Pages

Tampilkan postingan dengan label air tanah. Tampilkan semua postingan
Tampilkan postingan dengan label air tanah. Tampilkan semua postingan

Jumat, 27 Desember 2019

Penantian Para Penyintas Jugun Ianfu


Usianya sudah menginjak 87 tahun. Tapi gurat kecantikan masih terlihat jelas di wajahnya yang tirus. Malah senyum selalu mengembang di bibirnya kala menceritakan kesehariannya di sebuah rumah sederhana berlantai tanah.

Di ruang tengah rumahnya, hanya ada tikar lusuh. Dan Paini –begitu dia dipanggil, bertukar cerita dengan saya sembari memutar kembali ingatannya ke masa pendudukan Jepang.

Kata dia, di kurun waktu 1942-1945, serdadu Jepang datang ke kampungnya di Sidomukti, Kopeng, Jawa Tengah. Mereka kemudian merekrut para perempuan dan lelaki muda untuk kerja paksa atau romusha. Dan Paini, adalah satu di antaranya yang baru berusia 13 tahun.
“Waktunya istirahat nggak boleh istrahat, harus kerja. Dikasih pekerjaan apapun saya harus mau, kalau nggak mau pasti saya dipukuli. Bukan hanya kerja angkatin batu, tapi juga angkatin tanah," kata Paini lirih.

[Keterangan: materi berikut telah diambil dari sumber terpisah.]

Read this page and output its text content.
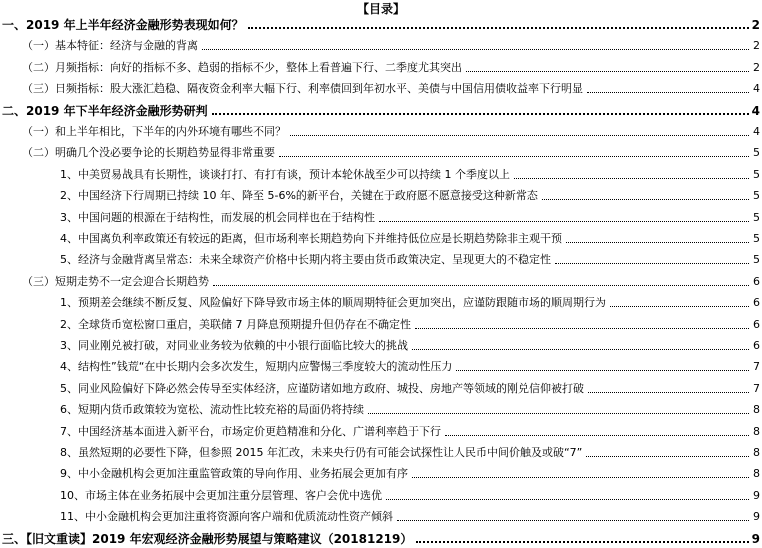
【目录】
一、2019 年上半年经济金融形势表现如何？	2
（一）基本特征：经济与金融的背离	2
（二）月频指标：向好的指标不多、趋弱的指标不少，整体上看普遍下行、二季度尤其突出	2
（三）日频指标：股大涨汇趋稳、隔夜资金利率大幅下行、利率债回到年初水平、美债与中国信用债收益率下行明显	4
二、2019 年下半年经济金融形势研判	4
（一）和上半年相比，下半年的内外环境有哪些不同？	4
（二）明确几个没必要争论的长期趋势显得非常重要	5
1、中美贸易战具有长期性，谈谈打打、有打有谈，预计本轮休战至少可以持续 1 个季度以上	5
2、中国经济下行周期已持续 10 年、降至 5-6%的新平台，关键在于政府愿不愿意接受这种新常态	5
3、中国问题的根源在于结构性，而发展的机会同样也在于结构性	5
4、中国离负利率政策还有较远的距离，但市场利率长期趋势向下并维持低位应是长期趋势除非主观干预	5
5、经济与金融背离呈常态：未来全球资产价格中长期内将主要由货币政策决定、呈现更大的不稳定性	5
（三）短期走势不一定会迎合长期趋势	6
1、预期差会继续不断反复、风险偏好下降导致市场主体的顺周期特征会更加突出，应谨防跟随市场的顺周期行为	6
2、全球货币宽松窗口重启，美联储 7 月降息预期提升但仍存在不确定性	6
3、同业刚兑被打破，对同业业务较为依赖的中小银行面临比较大的挑战	6
4、结构性”钱荒“在中长期内会多次发生，短期内应警惕三季度较大的流动性压力	7
5、同业风险偏好下降必然会传导至实体经济，应谨防诸如地方政府、城投、房地产等领域的刚兑信仰被打破	7
6、短期内货币政策较为宽松、流动性比较充裕的局面仍将持续	8
7、中国经济基本面进入新平台，市场定价更趋精准和分化、广谱利率趋于下行	8
8、虽然短期的必要性下降，但参照 2015 年汇改，未来央行仍有可能会试探性让人民币中间价触及或破“7”	8
9、中小金融机构会更加注重监管政策的导向作用、业务拓展会更加有序	8
10、市场主体在业务拓展中会更加注重分层管理、客户会优中选优	9
11、中小金融机构会更加注重将资源向客户端和优质流动性资产倾斜	9
三、【旧文重读】2019 年宏观经济金融形势展望与策略建议（20181219）	9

"Sudah selesai di dapur, saya di disuruh minta makan di kampung lain. Disuruh ngemis-ngemis minta makanan. Saya jalanin itu supaya selamat, jangan sampai dipukuli. Makan pun kalau saya nggak cari sendiri saya nggak bisa makan.”

Di tangsi militer Kamp Garuda –milik Jepang itu, Paini kecil dipaksa bekerja tanpa imbalan uang dan makanan.

Dia sendiri bahkan tak berdaya ketika dilarang pulang ke rumahnya hanya untuk menengok keluarga atau suami yang baru setahun dinikahi. Dan yang kian membuatnya murka, tatkala dirinya dipaksa melayani hasrat seksual seorang pria berbaju kimono.
“Saya tidak tahu kalau ada orang di belakang saya. Saya lalu disikep (peluk dari belakang-red). Dibekap mulutnya. Dipaksa, saya dipaksa suruh melayani (tentara Jepang). Saya duduk sendirian sambil menangis.”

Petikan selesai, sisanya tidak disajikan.